How Marketers Ride The New Data Wave
Is a marketer's intuition replaced by data or it is born from data?
Marketers today, navigate a large and complicated universe of information sources with no single source of truth. Some of the factors precipitating this environment are:
- The convergence of technology into handheld devices seamlessly merging the digital world and physical world shaping our experiences
- Availability of a continuous torrent of data about consumer’s behavior and reactions
- Large scale computing power in small desktops
- Application of statistical techniques to the enormous data
To understand how the above points manifest in everyday work lives of marketers, consider the following comparisons between the recent past (5-10 years) and now:
How did we learn about the best media and channels to reach audiences?

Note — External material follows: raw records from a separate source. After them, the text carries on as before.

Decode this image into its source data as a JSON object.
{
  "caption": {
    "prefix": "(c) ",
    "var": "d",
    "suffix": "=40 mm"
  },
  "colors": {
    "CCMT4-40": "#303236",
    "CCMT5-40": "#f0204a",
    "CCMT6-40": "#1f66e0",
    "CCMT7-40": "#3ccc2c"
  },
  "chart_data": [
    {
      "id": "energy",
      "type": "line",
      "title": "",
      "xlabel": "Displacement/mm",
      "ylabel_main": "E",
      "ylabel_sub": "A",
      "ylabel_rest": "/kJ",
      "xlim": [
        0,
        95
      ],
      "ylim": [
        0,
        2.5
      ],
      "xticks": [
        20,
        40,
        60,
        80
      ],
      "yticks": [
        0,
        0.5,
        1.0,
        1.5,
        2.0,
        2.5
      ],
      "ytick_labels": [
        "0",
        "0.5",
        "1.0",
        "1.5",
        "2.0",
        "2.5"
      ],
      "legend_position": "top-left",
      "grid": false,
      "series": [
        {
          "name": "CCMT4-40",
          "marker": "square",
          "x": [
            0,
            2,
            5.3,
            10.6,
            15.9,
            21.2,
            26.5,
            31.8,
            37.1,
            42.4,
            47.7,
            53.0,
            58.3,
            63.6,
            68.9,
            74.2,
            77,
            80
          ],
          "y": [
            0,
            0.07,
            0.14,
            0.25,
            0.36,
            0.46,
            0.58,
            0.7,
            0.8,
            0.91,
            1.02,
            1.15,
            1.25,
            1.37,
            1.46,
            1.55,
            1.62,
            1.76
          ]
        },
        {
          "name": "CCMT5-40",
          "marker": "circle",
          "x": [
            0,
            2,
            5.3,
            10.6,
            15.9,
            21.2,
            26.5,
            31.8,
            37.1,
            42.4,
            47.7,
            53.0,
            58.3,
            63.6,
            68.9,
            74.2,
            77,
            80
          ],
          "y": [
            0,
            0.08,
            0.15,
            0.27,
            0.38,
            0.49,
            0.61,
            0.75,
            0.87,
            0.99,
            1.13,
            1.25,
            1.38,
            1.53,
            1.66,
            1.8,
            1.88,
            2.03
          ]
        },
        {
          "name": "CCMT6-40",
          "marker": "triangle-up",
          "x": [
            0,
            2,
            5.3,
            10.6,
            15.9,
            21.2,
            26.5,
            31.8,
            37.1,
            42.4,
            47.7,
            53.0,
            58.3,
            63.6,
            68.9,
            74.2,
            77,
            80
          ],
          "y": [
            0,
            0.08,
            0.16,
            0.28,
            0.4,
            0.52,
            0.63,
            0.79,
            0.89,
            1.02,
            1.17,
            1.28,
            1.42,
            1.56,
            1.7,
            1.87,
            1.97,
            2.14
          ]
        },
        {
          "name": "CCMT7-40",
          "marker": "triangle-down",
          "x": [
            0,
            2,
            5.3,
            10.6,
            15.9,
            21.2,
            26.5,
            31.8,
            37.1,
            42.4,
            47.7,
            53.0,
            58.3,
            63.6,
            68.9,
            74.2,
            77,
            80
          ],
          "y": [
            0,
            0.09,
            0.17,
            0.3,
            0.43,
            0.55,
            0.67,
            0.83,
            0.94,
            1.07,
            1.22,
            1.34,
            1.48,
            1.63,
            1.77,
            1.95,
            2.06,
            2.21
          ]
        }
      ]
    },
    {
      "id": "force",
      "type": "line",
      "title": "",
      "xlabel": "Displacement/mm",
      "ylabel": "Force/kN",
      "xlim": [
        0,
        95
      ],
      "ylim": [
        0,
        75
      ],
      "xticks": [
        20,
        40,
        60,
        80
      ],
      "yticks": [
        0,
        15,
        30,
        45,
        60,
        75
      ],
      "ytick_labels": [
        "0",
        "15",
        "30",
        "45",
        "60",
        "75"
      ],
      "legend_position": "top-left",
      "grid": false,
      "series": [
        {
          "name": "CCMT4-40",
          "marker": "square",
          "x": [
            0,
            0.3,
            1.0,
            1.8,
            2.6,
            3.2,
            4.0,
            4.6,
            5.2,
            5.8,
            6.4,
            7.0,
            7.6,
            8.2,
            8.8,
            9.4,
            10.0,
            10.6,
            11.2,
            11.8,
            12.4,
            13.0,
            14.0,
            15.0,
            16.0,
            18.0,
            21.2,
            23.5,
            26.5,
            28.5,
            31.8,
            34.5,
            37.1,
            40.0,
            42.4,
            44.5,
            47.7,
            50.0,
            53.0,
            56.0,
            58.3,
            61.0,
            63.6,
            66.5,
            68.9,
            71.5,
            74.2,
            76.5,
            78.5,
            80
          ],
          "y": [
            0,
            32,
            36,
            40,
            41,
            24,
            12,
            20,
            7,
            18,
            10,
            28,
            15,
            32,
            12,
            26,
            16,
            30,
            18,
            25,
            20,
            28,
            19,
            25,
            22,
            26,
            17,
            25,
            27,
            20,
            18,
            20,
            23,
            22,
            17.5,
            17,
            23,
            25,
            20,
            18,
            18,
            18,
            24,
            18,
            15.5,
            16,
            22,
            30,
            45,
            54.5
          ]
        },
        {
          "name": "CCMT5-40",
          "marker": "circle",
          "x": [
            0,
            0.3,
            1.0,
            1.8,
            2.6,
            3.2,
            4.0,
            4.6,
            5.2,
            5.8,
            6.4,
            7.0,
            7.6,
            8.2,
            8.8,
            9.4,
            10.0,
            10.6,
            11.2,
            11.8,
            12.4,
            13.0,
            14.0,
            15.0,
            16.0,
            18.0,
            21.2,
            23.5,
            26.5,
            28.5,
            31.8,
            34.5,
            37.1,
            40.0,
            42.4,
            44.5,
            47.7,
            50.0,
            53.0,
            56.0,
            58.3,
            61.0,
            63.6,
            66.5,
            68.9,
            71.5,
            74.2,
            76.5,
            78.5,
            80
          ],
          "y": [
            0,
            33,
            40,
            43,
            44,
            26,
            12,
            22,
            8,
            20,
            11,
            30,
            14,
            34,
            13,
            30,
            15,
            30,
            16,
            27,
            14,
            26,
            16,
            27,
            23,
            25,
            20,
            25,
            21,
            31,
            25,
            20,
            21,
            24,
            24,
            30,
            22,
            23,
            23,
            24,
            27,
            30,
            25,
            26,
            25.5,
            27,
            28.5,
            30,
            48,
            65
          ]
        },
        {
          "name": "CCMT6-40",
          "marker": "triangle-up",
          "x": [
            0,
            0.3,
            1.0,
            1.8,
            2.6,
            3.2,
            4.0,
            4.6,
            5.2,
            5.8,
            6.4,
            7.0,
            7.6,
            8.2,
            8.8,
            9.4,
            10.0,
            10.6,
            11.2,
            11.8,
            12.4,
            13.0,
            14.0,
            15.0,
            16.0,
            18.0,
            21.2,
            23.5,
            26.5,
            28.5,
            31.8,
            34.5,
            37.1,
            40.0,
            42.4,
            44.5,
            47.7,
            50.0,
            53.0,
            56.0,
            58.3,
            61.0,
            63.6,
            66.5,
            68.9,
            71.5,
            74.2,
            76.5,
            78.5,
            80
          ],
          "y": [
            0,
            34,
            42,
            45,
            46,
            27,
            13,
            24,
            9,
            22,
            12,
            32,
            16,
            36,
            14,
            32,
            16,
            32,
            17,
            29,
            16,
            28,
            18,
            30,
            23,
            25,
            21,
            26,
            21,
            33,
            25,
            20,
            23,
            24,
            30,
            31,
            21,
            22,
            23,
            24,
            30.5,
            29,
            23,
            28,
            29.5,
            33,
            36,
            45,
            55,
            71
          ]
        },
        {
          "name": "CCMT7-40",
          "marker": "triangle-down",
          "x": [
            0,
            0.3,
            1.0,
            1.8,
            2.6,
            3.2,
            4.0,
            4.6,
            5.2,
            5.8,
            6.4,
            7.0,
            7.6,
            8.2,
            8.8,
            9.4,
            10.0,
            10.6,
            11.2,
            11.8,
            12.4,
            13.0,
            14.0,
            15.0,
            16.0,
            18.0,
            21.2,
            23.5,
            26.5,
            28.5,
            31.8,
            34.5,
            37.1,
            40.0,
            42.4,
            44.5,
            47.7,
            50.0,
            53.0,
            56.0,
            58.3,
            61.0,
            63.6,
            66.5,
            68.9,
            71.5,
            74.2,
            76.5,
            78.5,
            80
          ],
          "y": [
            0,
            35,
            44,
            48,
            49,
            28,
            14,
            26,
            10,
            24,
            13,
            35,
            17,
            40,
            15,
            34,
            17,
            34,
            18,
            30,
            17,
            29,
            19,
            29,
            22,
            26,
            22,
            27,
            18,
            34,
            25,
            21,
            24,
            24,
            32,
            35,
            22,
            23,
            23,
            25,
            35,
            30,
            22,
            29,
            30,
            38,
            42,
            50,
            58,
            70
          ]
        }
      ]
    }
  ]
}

Whereas we relied on syndicated sources for getting viewership data on TV, Newspapers and Magazines, in today’s digital world, every popular channel has its own analytics platform which assails you with graphs, charts, and metrics to prove their efficacy. Sample this: Facebook Insights, YouTube Analytics, DFA Reports, Twitter Analytics, Ad Words Reports, Comscore, and NetRatings - it is a long list if not endless. And this is without accounting for the onslaught of mobile specific analytics which is already flooding us.
How did we learn about the consumer buying behavior, lifestyle, attitude and habits?
We commissioned researches, brand tracks and qualitative studies where consumers shared information voluntarily. Today we speak of social listening, cookie level data, Acxiom, Rx databases, browsing behavior, visual tracking, location based services and what not.
How do we use data from channels and consumers?
Until recently, large scale data mining on server based data warehouses was exclusively the territory of Telecoms, Financial Services and Retailing Giants. Enter Cloud Computing! Location independent access to beautifully packaged dashboards has empowered marketers with scarily accurate information about their customers– will the customer redeem the coupon? Will the e-mail be opened? How many footfalls will I get from an activity? Applying advanced analytics to voluminous information databases has simplified considerably (if still not to a desirable level)
Has the role of statistics in advertising evolved at the cost of psychology?
5-10 years ago, the Planner’s word on customer insight was gospel. You were more likely to rely on Maslow’s hierarchy than Pearson’s correlation. Hardly any agency had an Analytics team. Today, we are hard pressed to find an agency of stature which does not pay for SAS, SPSS or a similar tool’s subscription. The Planning Team almost always seeks the support of data to back pre campaign, on-going and post campaign decisions.
I reiterate what I began with- there is no single source of truth or method of decision making. A marketer’s intuition is not replaced by data – it is born from data. Planners and brand managers have always assimilated data from their environment, created models, interpreted results and acted on them. Our ecosystem today has made this process more structured, visible, executable and reliable.